Ему стало стыдно, и он рукой закрыл свои ноги, с которых действительно свалилась шинель. На мгновение Пьер, поправляя шинель, открыл глаза и увидал те же навесы, столбы, двор, но все это было теперь синевато, светло и подернуто блестками росы или мороза.
«Рассветает, – подумал Пьер. – Но это не то. Мне надо дослушать и понять слова благодетеля». Он опять укрылся шинелью, но ни столовой ложи, ни благодетеля уже не было. Были только мысли, ясно выражаемые словами, мысли, которые кто то говорил или сам передумывал Пьер.
Пьер, вспоминая потом эти мысли, несмотря на то, что они были вызваны впечатлениями этого дня, был убежден, что кто то вне его говорил их ему. Никогда, как ему казалось, он наяву не был в состоянии так думать и выражать свои мысли.
«Война есть наитруднейшее подчинение свободы человека законам бога, – говорил голос. – Простота есть покорность богу; от него не уйдешь. И они просты. Они, не говорят, но делают. Сказанное слово серебряное, а несказанное – золотое. Ничем не может владеть человек, пока он боится смерти. А кто не боится ее, тому принадлежит все. Ежели бы не было страдания, человек не знал бы границ себе, не знал бы себя самого. Самое трудное (продолжал во сне думать или слышать Пьер) состоит в том, чтобы уметь соединять в душе своей значение всего. Все соединить? – сказал себе Пьер. – Нет, не соединить. Нельзя соединять мысли, а сопрягать все эти мысли – вот что нужно! Да, сопрягать надо, сопрягать надо! – с внутренним восторгом повторил себе Пьер, чувствуя, что этими именно, и только этими словами выражается то, что он хочет выразить, и разрешается весь мучащий его вопрос.
– Да, сопрягать надо, пора сопрягать.
– Запрягать надо, пора запрягать, ваше сиятельство! Ваше сиятельство, – повторил какой то голос, – запрягать надо, пора запрягать…
Это был голос берейтора, будившего Пьера. Солнце било прямо в лицо Пьера. Он взглянул на грязный постоялый двор, в середине которого у колодца солдаты поили худых лошадей, из которого в ворота выезжали подводы. Пьер с отвращением отвернулся и, закрыв глаза, поспешно повалился опять на сиденье коляски. «Нет, я не хочу этого, не хочу этого видеть и понимать, я хочу понять то, что открывалось мне во время сна. Еще одна секунда, и я все понял бы. Да что же мне делать? Сопрягать, но как сопрягать всё?» И Пьер с ужасом почувствовал, что все значение того, что он видел и думал во сне, было разрушено.
Берейтор, кучер и дворник рассказывали Пьеру, что приезжал офицер с известием, что французы подвинулись под Можайск и что наши уходят.
Пьер встал и, велев закладывать и догонять себя, пошел пешком через город.
Войска выходили и оставляли около десяти тысяч раненых. Раненые эти виднелись в дворах и в окнах домов и толпились на улицах. На улицах около телег, которые должны были увозить раненых, слышны были крики, ругательства и удары. Пьер отдал догнавшую его коляску знакомому раненому генералу и с ним вместе поехал до Москвы. Доро гой Пьер узнал про смерть своего шурина и про смерть князя Андрея.

Х
30 го числа Пьер вернулся в Москву. Почти у заставы ему встретился адъютант графа Растопчина.
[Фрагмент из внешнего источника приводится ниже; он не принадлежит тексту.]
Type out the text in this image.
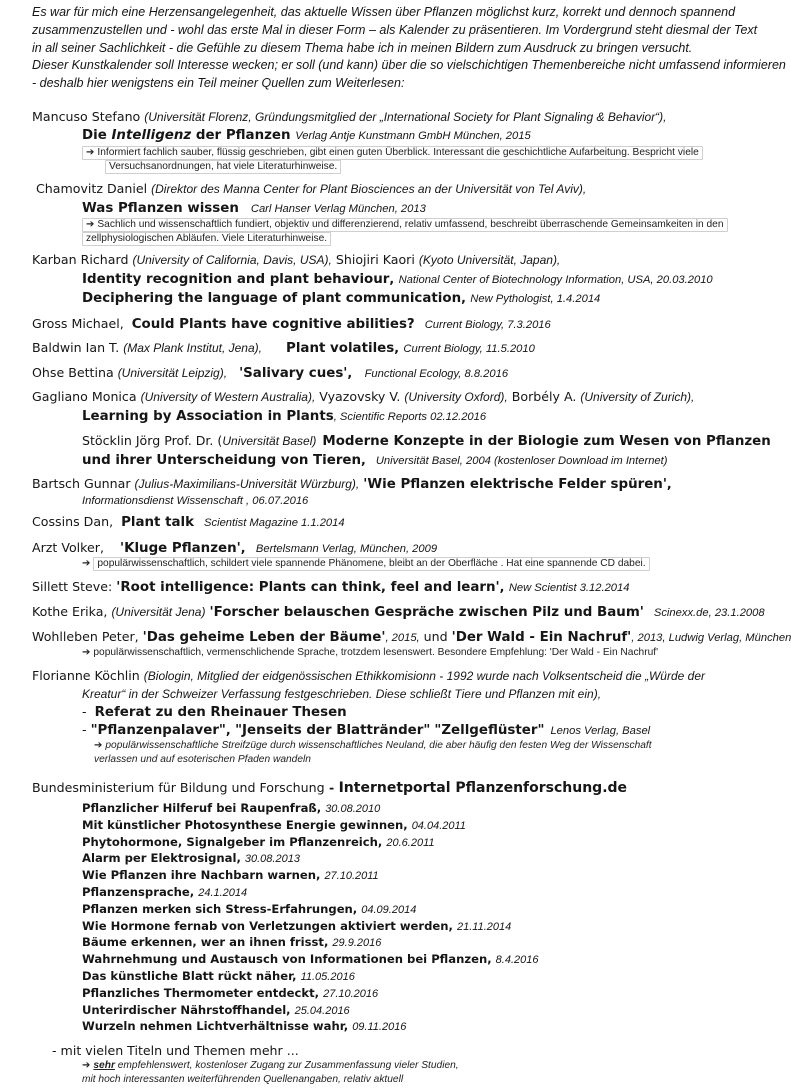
Es war für mich eine Herzensangelegenheit, das aktuelle Wissen über Pflanzen möglichst kurz, korrekt und dennoch spannend
zusammenzustellen und - wohl das erste Mal in dieser Form – als Kalender zu präsentieren. Im Vordergrund steht diesmal der Text
in all seiner Sachlichkeit - die Gefühle zu diesem Thema habe ich in meinen Bildern zum Ausdruck zu bringen versucht.
Dieser Kunstkalender soll Interesse wecken; er soll (und kann) über die so vielschichtigen Themenbereiche nicht umfassend informieren
- deshalb hier wenigstens ein Teil meiner Quellen zum Weiterlesen:
Mancuso Stefano (Universität Florenz, Gründungsmitglied der „International Society for Plant Signaling & Behavior“),
Die Intelligenz der Pflanzen Verlag Antje Kunstmann GmbH München, 2015
➔ Informiert fachlich sauber, flüssig geschrieben, gibt einen guten Überblick. Interessant die geschichtliche Aufarbeitung. Bespricht viele
Versuchsanordnungen, hat viele Literaturhinweise.
Chamovitz Daniel (Direktor des Manna Center for Plant Biosciences an der Universität von Tel Aviv),
Was Pflanzen wissen Carl Hanser Verlag München, 2013
➔ Sachlich und wissenschaftlich fundiert, objektiv und differenzierend, relativ umfassend, beschreibt überraschende Gemeinsamkeiten in den
zellphysiologischen Abläufen. Viele Literaturhinweise.
Karban Richard (University of California, Davis, USA), Shiojiri Kaori (Kyoto Universität, Japan),
Identity recognition and plant behaviour, National Center of Biotechnology Information, USA, 20.03.2010
Deciphering the language of plant communication, New Pythologist, 1.4.2014
Gross Michael, Could Plants have cognitive abilities? Current Biology, 7.3.2016
Baldwin Ian T. (Max Plank Institut, Jena), Plant volatiles, Current Biology, 11.5.2010
Ohse Bettina (Universität Leipzig), 'Salivary cues', Functional Ecology, 8.8.2016
Gagliano Monica (University of Western Australia), Vyazovsky V. (University Oxford), Borbély A. (University of Zurich),
Learning by Association in Plants, Scientific Reports 02.12.2016
Stöcklin Jörg Prof. Dr. (Universität Basel) Moderne Konzepte in der Biologie zum Wesen von Pflanzen
und ihrer Unterscheidung von Tieren, Universität Basel, 2004 (kostenloser Download im Internet)
Bartsch Gunnar (Julius-Maximilians-Universität Würzburg), 'Wie Pflanzen elektrische Felder spüren',
Informationsdienst Wissenschaft , 06.07.2016
Cossins Dan, Plant talk Scientist Magazine 1.1.2014
Arzt Volker, 'Kluge Pflanzen', Bertelsmann Verlag, München, 2009
➔ populärwissenschaftlich, schildert viele spannende Phänomene, bleibt an der Oberfläche . Hat eine spannende CD dabei.
Sillett Steve: 'Root intelligence: Plants can think, feel and learn', New Scientist 3.12.2014
Kothe Erika, (Universität Jena) 'Forscher belauschen Gespräche zwischen Pilz und Baum' Scinexx.de, 23.1.2008
Wohlleben Peter, 'Das geheime Leben der Bäume', 2015, und 'Der Wald - Ein Nachruf', 2013, Ludwig Verlag, München
➔ populärwissenschaftlich, vermenschlichende Sprache, trotzdem lesenswert. Besondere Empfehlung: 'Der Wald - Ein Nachruf'
Florianne Köchlin (Biologin, Mitglied der eidgenössischen Ethikkomisionn - 1992 wurde nach Volksentscheid die „Würde der
Kreatur“ in der Schweizer Verfassung festgeschrieben. Diese schließt Tiere und Pflanzen mit ein),
-  Referat zu den Rheinauer Thesen
- "Pflanzenpalaver", "Jenseits der Blattränder" "Zellgeflüster" Lenos Verlag, Basel
➔ populärwissenschaftliche Streifzüge durch wissenschaftliches Neuland, die aber häufig den festen Weg der Wissenschaft
verlassen und auf esoterischen Pfaden wandeln
Bundesministerium für Bildung und Forschung - Internetportal Pflanzenforschung.de
Pflanzlicher Hilferuf bei Raupenfraß, 30.08.2010
Mit künstlicher Photosynthese Energie gewinnen, 04.04.2011
Phytohormone, Signalgeber im Pflanzenreich, 20.6.2011
Alarm per Elektrosignal, 30.08.2013
Wie Pflanzen ihre Nachbarn warnen, 27.10.2011
Pflanzensprache, 24.1.2014
Pflanzen merken sich Stress-Erfahrungen, 04.09.2014
Wie Hormone fernab von Verletzungen aktiviert werden, 21.11.2014
Bäume erkennen, wer an ihnen frisst, 29.9.2016
Wahrnehmung und Austausch von Informationen bei Pflanzen, 8.4.2016
Das künstliche Blatt rückt näher, 11.05.2016
Pflanzliches Thermometer entdeckt, 27.10.2016
Unterirdischer Nährstoffhandel, 25.04.2016
Wurzeln nehmen Lichtverhältnisse wahr, 09.11.2016
- mit vielen Titeln und Themen mehr ...
➔ sehr empfehlenswert, kostenloser Zugang zur Zusammenfassung vieler Studien,
mit hoch interessanten weiterführenden Quellenangaben, relativ aktuell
– А мы вас везде ищем, – сказал адъютант. – Графу вас непременно нужно видеть. Он просит вас сейчас же приехать к нему по очень важному делу.
Пьер, не заезжая домой, взял извозчика и поехал к главнокомандующему.
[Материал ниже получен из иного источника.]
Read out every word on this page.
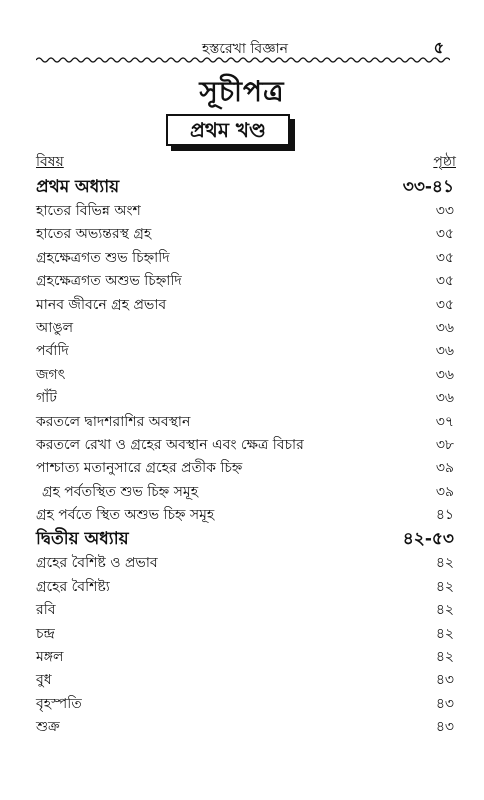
হস্তরেখা বিজ্ঞান	৫
সূচীপত্র
প্রথম খণ্ড
বিষয়	পৃষ্ঠা
প্রথম অধ্যায়	৩৩-৪১
হাতের বিভিন্ন অংশ	৩৩
হাতের অভ্যন্তরস্থ গ্রহ	৩৫
গ্রহক্ষেত্রগত শুভ চিহ্নাদি	৩৫
গ্রহক্ষেত্রগত অশুভ চিহ্নাদি	৩৫
মানব জীবনে গ্রহ প্রভাব	৩৫
আঙুল	৩৬
পর্বাদি	৩৬
জগৎ	৩৬
গাঁট	৩৬
করতলে দ্বাদশরাশির অবস্থান	৩৭
করতলে রেখা ও গ্রহের অবস্থান এবং ক্ষেত্র বিচার	৩৮
পাশ্চাত্য মতানুসারে গ্রহের প্রতীক চিহ্ন	৩৯
গ্রহ পর্বতস্থিত শুভ চিহ্ন সমূহ	৩৯
গ্রহ পর্বতে স্থিত অশুভ চিহ্ন সমূহ	৪১
দ্বিতীয় অধ্যায়	৪২-৫৩
গ্রহের বৈশিষ্ট ও প্রভাব	৪২
গ্রহের বৈশিষ্ট্য	৪২
রবি	৪২
চন্দ্র	৪২
মঙ্গল	৪২
বুধ	৪৩
বৃহস্পতি	৪৩
শুক্র	৪৩
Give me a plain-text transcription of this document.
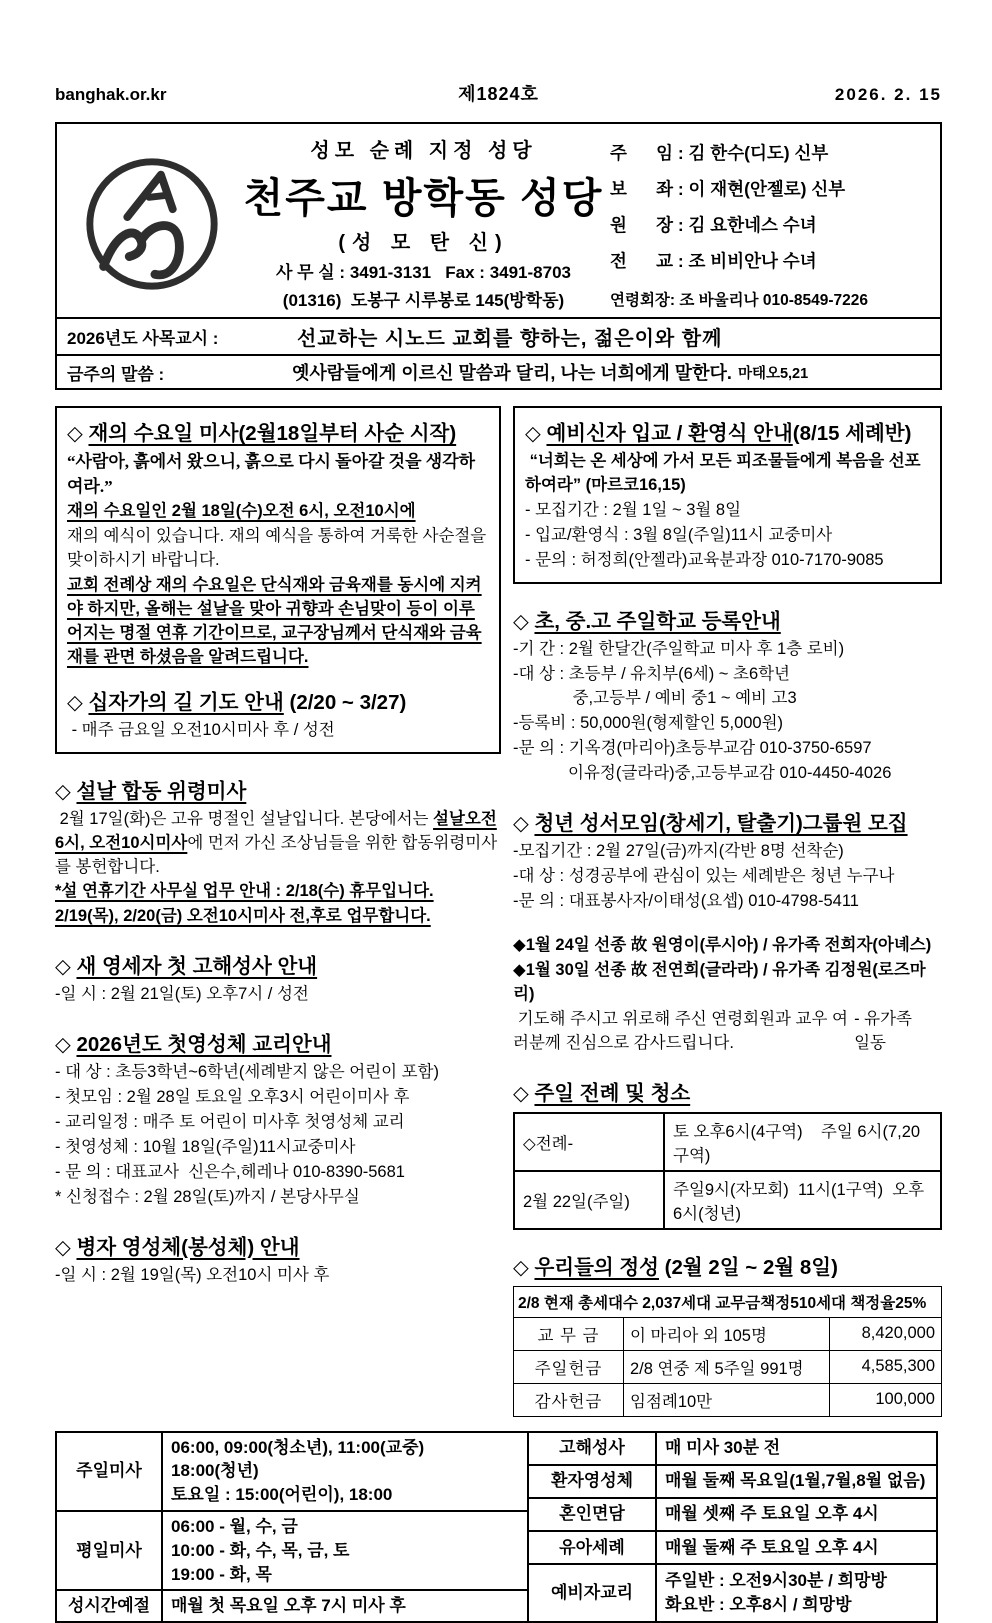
banghak.or.kr	제1824호	2026. 2. 15
성모 순례 지정 성당
천주교 방학동 성당
(성 모 탄 신)
사 무 실 : 3491-3131   Fax : 3491-8703
(01316)  도봉구 시루봉로 145(방학동)
주      임 : 김 한수(디도) 신부
보      좌 : 이 재현(안젤로) 신부
원      장 : 김 요한네스 수녀
전      교 : 조 비비안나 수녀
연령회장: 조 바울리나 010-8549-7226
2026년도 사목교시 :	선교하는 시노드 교회를 향하는, 젊은이와 함께
금주의 말씀 :	옛사람들에게 이르신 말씀과 달리, 나는 너희에게 말한다. 마태오5,21
◇ 재의 수요일 미사(2월18일부터 사순 시작)
“사람아, 흙에서 왔으니, 흙으로 다시 돌아갈 것을 생각하여라.”
재의 수요일인 2월 18일(수)오전 6시, 오전10시에
재의 예식이 있습니다. 재의 예식을 통하여 거룩한 사순절을 맞이하시기 바랍니다.
교회 전례상 재의 수요일은 단식재와 금육재를 동시에 지켜야 하지만, 올해는 설날을 맞아 귀향과 손님맞이 등이 이루어지는 명절 연휴 기간이므로, 교구장님께서 단식재와 금육재를 관면 하셨음을 알려드립니다.
◇ 십자가의 길 기도 안내 (2/20 ~ 3/27)
- 매주 금요일 오전10시미사 후 / 성전
◇ 설날 합동 위령미사
2월 17일(화)은 고유 명절인 설날입니다. 본당에서는 설날오전6시, 오전10시미사에 먼저 가신 조상님들을 위한 합동위령미사를 봉헌합니다.
*설 연휴기간 사무실 업무 안내 : 2/18(수) 휴무입니다.
2/19(목), 2/20(금) 오전10시미사 전,후로 업무합니다.
◇ 새 영세자 첫 고해성사 안내
-일 시 : 2월 21일(토) 오후7시 / 성전
◇ 2026년도 첫영성체 교리안내
- 대 상 : 초등3학년~6학년(세례받지 않은 어린이 포함)
- 첫모임 : 2월 28일 토요일 오후3시 어린이미사 후
- 교리일정 : 매주 토 어린이 미사후 첫영성체 교리
- 첫영성체 : 10월 18일(주일)11시교중미사
- 문 의 : 대표교사  신은수,헤레나 010-8390-5681
* 신청접수 : 2월 28일(토)까지 / 본당사무실
◇ 병자 영성체(봉성체) 안내
-일 시 : 2월 19일(목) 오전10시 미사 후
◇ 예비신자 입교 / 환영식 안내(8/15 세례반)
“너희는 온 세상에 가서 모든 피조물들에게 복음을 선포하여라” (마르코16,15)
- 모집기간 : 2월 1일 ~ 3월 8일
- 입교/환영식 : 3월 8일(주일)11시 교중미사
- 문의 : 허정희(안젤라)교육분과장 010-7170-9085
◇ 초, 중.고 주일학교 등록안내
-기 간 : 2월 한달간(주일학교 미사 후 1층 로비)
-대 상 : 초등부 / 유치부(6세) ~ 초6학년
중,고등부 / 예비 중1 ~ 예비 고3
-등록비 : 50,000원(형제할인 5,000원)
-문 의 : 기옥경(마리아)초등부교감 010-3750-6597
이유정(글라라)중,고등부교감 010-4450-4026
◇ 청년 성서모임(창세기, 탈출기)그룹원 모집
-모집기간 : 2월 27일(금)까지(각반 8명 선착순)
-대 상 : 성경공부에 관심이 있는 세례받은 청년 누구나
-문 의 : 대표봉사자/이태성(요셉) 010-4798-5411
◆1월 24일 선종 故 원영이(루시아) / 유가족 전희자(아녜스)
◆1월 30일 선종 故 전연희(글라라) / 유가족 김정원(로즈마리)
기도해 주시고 위로해 주신 연령회원과 교우 여러분께 진심으로 감사드립니다.
- 유가족 일동
◇ 주일 전례 및 청소
◇전례-	토 오후6시(4구역)    주일 6시(7,20구역)
2월 22일(주일)	주일9시(자모회)  11시(1구역)  오후6시(청년)
◇ 우리들의 정성 (2월 2일 ~ 2월 8일)
2/8 현재 총세대수 2,037세대 교무금책정510세대 책정율25%		
교 무 금	이 마리아 외 105명	8,420,000
주일헌금	2/8 연중 제 5주일 991명	4,585,300
감사헌금	임점례10만	100,000
주일미사	06:00, 09:00(청소년), 11:00(교중)
18:00(청년)
토요일 : 15:00(어린이), 18:00
평일미사	06:00 - 월, 수, 금
10:00 - 화, 수, 목, 금, 토
19:00 - 화, 목
성시간예절	매월 첫 목요일 오후 7시 미사 후
고해성사	매 미사 30분 전
환자영성체	매월 둘째 목요일(1월,7월,8월 없음)
혼인면담	매월 셋째 주 토요일 오후 4시
유아세례	매월 둘째 주 토요일 오후 4시
예비자교리	주일반 : 오전9시30분 / 희망방
화요반 : 오후8시 / 희망방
Граф Растопчин только в это утро приехал в город с своей загородной дачи в Сокольниках. Прихожая и приемная в доме графа были полны чиновников, явившихся по требованию его или за приказаниями. Васильчиков и Платов уже виделись с графом и объяснили ему, что защищать Москву невозможно и что она будет сдана. Известия эти хотя и скрывались от жителей, но чиновники, начальники различных управлений знали, что Москва будет в руках неприятеля, так же, как и знал это граф Растопчин; и все они, чтобы сложить с себя ответственность, пришли к главнокомандующему с вопросами, как им поступать с вверенными им частями.
В то время как Пьер входил в приемную, курьер, приезжавший из армии, выходил от графа.
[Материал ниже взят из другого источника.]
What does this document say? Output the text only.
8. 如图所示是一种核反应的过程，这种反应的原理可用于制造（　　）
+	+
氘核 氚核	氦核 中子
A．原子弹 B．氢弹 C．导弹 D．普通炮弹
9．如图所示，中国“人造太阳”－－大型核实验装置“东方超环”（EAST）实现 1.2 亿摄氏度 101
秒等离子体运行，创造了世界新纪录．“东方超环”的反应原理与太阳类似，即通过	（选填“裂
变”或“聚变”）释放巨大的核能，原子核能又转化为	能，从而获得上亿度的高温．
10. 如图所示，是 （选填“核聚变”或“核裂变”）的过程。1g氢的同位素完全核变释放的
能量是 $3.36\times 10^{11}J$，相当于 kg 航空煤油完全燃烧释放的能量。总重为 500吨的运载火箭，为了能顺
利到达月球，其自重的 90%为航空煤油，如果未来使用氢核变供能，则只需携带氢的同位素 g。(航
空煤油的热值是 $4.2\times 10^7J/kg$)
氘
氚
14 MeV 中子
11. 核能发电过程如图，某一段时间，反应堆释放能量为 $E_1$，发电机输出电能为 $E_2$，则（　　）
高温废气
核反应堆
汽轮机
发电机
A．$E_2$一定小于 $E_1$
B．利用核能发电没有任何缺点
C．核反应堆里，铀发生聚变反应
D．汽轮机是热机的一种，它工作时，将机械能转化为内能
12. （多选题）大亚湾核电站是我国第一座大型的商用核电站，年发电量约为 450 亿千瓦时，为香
Курьер безнадежно махнул рукой на вопросы, с которыми обратились к нему, и прошел через залу.
Дожидаясь в приемной, Пьер усталыми глазами оглядывал различных, старых и молодых, военных и статских, важных и неважных чиновников, бывших в комнате. Все казались недовольными и беспокойными. Пьер подошел к одной группе чиновников, в которой один был его знакомый. Поздоровавшись с Пьером, они продолжали свой разговор.
– Как выслать да опять вернуть, беды не будет; а в таком положении ни за что нельзя отвечать.
– Да ведь вот, он пишет, – говорил другой, указывая на печатную бумагу, которую он держал в руке.
– Это другое дело. Для народа это нужно, – сказал первый.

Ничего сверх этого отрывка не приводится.